Sure the science is impressive and the more that I slow down to read Isaacson’s description of the science, the easier I understand it.
I’m more impressed with Einstein’s humanness and the intellectual milieu of various European universities; Einstein’s inability to teach (at first, anyways), politics, his Jewishness, and his randiness is given a pretty full view. Isaacson also describes how he thought and how that made him distinctive from other physicists of his time (e.g. Planck or Poincare).
Such an enjoyable read.
HIs productivity was startling. In addition to working six days a week at the patent office, he continued his torrent of papers and reviews: six in 1906 and ten more in 1907. At least once a week he played in a string quartet. And he was a good father to the 3-year old son he proudly labeled “impertinent.” As Marić wrote to her friend Helene Savić, My husband often spends his free time at home ust playing with the boy.”

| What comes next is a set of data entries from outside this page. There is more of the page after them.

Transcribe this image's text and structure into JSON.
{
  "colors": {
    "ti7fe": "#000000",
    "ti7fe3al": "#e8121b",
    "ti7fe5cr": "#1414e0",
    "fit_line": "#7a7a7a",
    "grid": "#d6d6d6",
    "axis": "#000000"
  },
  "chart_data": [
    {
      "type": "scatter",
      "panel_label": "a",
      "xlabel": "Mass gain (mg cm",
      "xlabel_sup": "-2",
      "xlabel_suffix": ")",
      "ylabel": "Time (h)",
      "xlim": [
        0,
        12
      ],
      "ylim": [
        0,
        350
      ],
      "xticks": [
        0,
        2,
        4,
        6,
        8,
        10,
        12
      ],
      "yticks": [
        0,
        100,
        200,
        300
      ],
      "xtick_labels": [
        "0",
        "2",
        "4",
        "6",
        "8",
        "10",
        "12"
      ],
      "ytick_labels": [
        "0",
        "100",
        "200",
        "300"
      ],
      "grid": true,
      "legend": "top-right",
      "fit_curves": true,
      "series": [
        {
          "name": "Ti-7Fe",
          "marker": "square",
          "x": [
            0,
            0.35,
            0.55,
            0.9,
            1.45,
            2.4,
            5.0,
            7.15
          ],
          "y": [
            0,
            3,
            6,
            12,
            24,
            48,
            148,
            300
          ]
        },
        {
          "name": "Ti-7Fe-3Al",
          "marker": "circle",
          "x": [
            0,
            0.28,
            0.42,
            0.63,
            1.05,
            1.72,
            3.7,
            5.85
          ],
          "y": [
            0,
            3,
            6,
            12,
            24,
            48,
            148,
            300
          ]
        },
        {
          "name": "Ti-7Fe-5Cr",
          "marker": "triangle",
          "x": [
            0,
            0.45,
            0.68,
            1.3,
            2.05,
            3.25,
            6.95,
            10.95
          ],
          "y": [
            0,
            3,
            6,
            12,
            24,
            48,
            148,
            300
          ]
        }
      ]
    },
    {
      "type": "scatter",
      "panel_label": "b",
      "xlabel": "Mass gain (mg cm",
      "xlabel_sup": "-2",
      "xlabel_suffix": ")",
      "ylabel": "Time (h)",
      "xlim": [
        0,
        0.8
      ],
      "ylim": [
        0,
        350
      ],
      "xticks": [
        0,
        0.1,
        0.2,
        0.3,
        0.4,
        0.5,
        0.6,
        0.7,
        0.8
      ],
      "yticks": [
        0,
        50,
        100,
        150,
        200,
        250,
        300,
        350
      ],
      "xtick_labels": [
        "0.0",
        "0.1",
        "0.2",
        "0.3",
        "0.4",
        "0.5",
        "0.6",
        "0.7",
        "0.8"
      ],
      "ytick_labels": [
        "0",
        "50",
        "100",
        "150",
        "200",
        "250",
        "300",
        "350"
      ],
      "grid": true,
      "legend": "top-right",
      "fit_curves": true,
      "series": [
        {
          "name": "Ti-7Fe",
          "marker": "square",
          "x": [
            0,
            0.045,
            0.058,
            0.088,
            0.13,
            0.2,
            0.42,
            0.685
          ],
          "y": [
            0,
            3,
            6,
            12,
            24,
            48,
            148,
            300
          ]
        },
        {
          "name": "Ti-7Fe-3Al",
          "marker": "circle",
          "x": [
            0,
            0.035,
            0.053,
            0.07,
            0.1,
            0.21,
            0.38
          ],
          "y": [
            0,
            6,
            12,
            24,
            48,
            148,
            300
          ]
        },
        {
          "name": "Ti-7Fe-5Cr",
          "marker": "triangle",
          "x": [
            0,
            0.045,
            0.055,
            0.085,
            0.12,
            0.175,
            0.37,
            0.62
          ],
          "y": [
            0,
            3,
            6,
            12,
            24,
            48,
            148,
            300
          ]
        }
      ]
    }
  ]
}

..He was not a polished lecturer but instead used informality to his advantage. “When he took his chair in shabby attire with trousers too short for him, we were skeptical, recalled Hans Tanner, who attended most of Einstein’s Zurich lectures. Instead of prepared notes, Einstein used a card-sized strip of paper with scribbles. So the students got to watch him develop his thoughts as he spoke.
During one lecture, Einstein found himself momentarily stumped about the steps need to complete a calculation, “There must be some silly mathematical transformation that I can’t find for a moment,” he said. “Can one of you gentlemen see it?” Not surprisingly, none of them could. “Then leave a quarter of a page We won’t lose any time.” Ten minutes later, Einstein interrupted himself in the middle of another point and exclaimed, “I’ve got it.” As Tanner later marveled, “During the complicated development of his theme he had still found time to reflect upon the nature of that particular mathematical transformation.”